What’s so special about Elizabeth McIntosh? If you’re up on your CIA history, you might know her as “Betty” McIntosh, or “Spy Girl.”
In 1941, Betty McIntosh was an ordinary reporter working in Hawaii. She was on the island on December 7 that year when the Japanese attacked the harbor.
She even wrote about the event for the news outlets she worked for (1). Shortly afterward, she moved to Washington, D.C. and went to work for Scripps Howard, one of the largest syndicated news services in the world until it shut down in 2013 (2).
The Office of Strategic Services (OSS), the World War II forerunner to today’s Central Intelligence Agency, needed someone to write a story about a sugar cane harvester. The director of the OSS in 1943, General William J. “Wild Bill” Donovan was a friend of Betty’s father and she arranged to be interviewed for the position.
Almost overnight, Betty McIntosh went from covering Eleanor Roosevelt in the news to being one of the the U.S.’s most lethal intelligence assets.
Her recruitment into the OSS did not hinge on her father’s relationship with Donovan. Betty had other assets that gave her a leg up on the competition. For one, she was fluent in Japanese, a necessary skill at the time. She was assigned to the OSS Morale Operations unit, a branch of the service specifically charged with creating rumors and false news reports.
If the journalism profession could have its femme fatale, it would be Betty McIntosh. For her first story she was sent to India, where spy girls go if they are attached to the Far East division of the OSS.
Because the Japanese were told that if they surrendered they would lose their birthright, few of them ever did and that led to more U.S. casualties even as Allied Forces advanced a winning strategy. Betty’s job was to create false reports that encouraged the Japanese to surrender without feeling they were “losing their identity.”

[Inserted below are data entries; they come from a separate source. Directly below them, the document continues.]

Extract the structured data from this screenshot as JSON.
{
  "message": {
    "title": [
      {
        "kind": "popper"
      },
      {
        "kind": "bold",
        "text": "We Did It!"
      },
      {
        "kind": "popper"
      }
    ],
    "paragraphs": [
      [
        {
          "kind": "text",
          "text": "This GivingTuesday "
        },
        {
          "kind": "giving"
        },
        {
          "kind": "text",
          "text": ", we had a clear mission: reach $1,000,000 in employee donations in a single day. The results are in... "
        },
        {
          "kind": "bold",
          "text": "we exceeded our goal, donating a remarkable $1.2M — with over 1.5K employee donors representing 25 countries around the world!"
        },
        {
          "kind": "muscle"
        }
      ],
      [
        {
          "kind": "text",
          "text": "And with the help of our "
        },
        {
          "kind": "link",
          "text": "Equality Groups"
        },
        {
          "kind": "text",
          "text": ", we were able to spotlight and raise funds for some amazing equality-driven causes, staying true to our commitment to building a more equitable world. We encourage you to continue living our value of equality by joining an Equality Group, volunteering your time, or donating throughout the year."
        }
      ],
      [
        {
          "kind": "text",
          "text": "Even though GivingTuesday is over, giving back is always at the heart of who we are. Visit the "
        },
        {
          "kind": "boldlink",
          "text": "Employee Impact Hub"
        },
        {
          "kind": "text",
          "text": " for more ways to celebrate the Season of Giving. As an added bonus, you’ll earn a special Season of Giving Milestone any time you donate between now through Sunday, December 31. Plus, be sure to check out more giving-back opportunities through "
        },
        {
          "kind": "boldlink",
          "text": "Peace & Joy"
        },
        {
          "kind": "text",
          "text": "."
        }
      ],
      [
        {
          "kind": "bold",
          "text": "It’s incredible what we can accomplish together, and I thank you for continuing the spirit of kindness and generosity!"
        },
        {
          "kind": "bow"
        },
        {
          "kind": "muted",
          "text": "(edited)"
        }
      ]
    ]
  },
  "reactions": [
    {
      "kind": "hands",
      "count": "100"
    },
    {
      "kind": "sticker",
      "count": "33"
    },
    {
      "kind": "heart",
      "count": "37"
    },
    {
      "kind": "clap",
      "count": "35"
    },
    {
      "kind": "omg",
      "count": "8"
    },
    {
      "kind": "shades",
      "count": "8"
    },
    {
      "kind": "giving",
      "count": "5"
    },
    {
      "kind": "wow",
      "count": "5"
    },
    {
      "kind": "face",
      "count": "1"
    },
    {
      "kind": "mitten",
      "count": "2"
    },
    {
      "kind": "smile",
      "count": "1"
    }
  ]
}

The key to crafting false wartime reports that deceive the enemy is to make them believable. Betty McIntosh was responsible for forging a Japanese order that gave Japanese soldiers permission to surrender under certain conditions. The forgery worked because it followed a leadership change in the Japanese government, giving Spy Girl and her comrades the perfect window of opportunity.

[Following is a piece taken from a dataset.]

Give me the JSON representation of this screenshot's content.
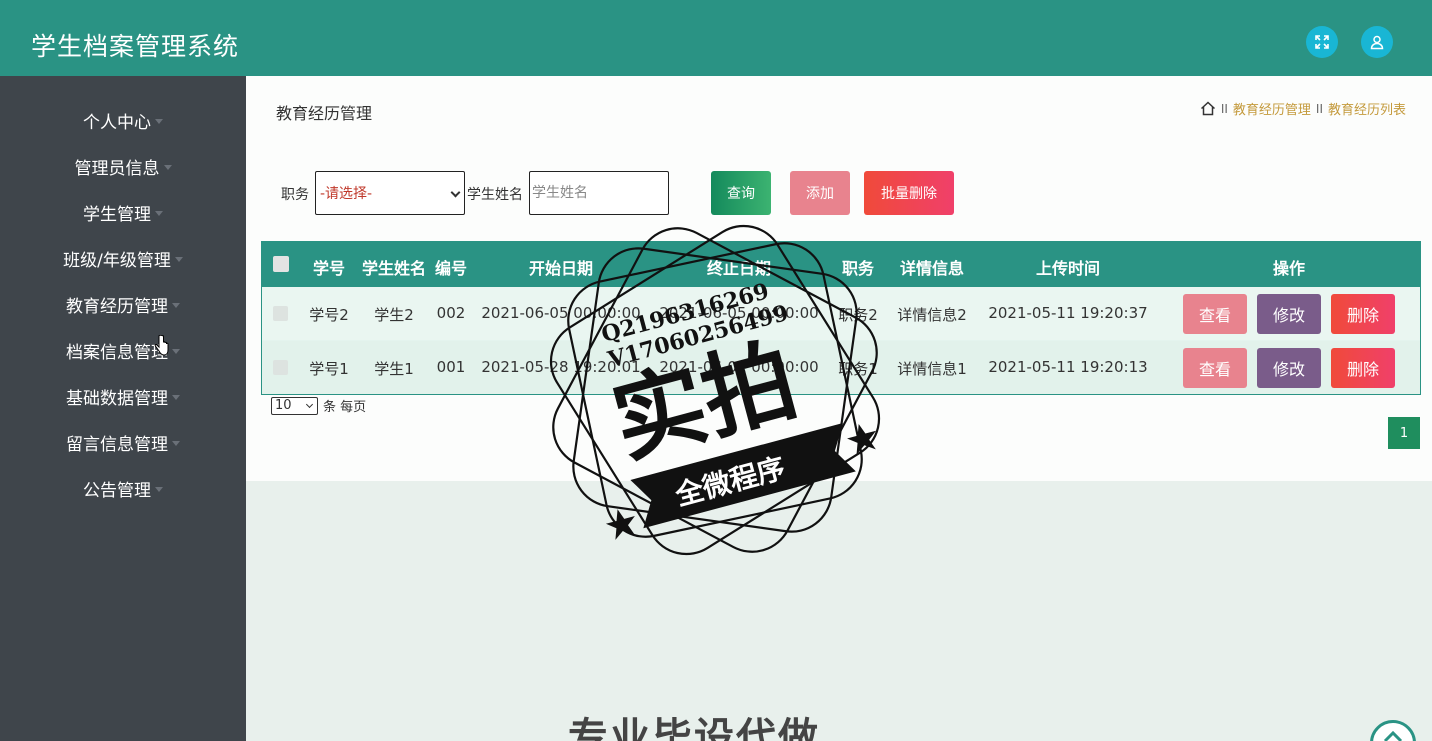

After her initial foray into spying, Betty McIntosh got to fly behind enemy lines with a woman named Julia McWilliams, who you probably know as Julia Child. After landing in China, she began to craft radio scripts for a popular fortune teller.
To shake up the Japanese, Betty made up a story about an earthquake that was going to hit Japan, but the script she wrote simply had the fortune teller predicting “something terrible” that would devastate the island of Japan. The prediction was supposedly based on the reading of the stars, which the Chinese and Japanese completely believed.
On the same day, in 1945, a plane called Enola Gay flew over Hiroshima and dropped 15,000 tons of TNT on the city, blasting it to ruins (3).
There has probably never been a more powerful moment of synchronicity in the history of war.
What Happened to Spy Girl After the War?
When she returned home after World War II, Betty McIntosh took up work with Glamour magazine. Compared to deceiving America’s enemies, writing about fashion trends was less than stimulating.
She applied for an open position with Voice of America, the U.S. government’s official news organization (4), and got the job.
Betty ended up marrying a military officer and took on work assignments with the Joint Chiefs of Staff, the State Department, and the United Nations. In 1947, she penned her memoir titled Undercover Girl. She also published a couple of children’s books.
After Allen Dulles became the first civilian CIA director (5), Betty boldly asked him if she could have a job.
Betty found herself performing some of the same tasks for the CIA that helped her build her reputation as America’s Spy Girl with the OSS. She retired in 1973.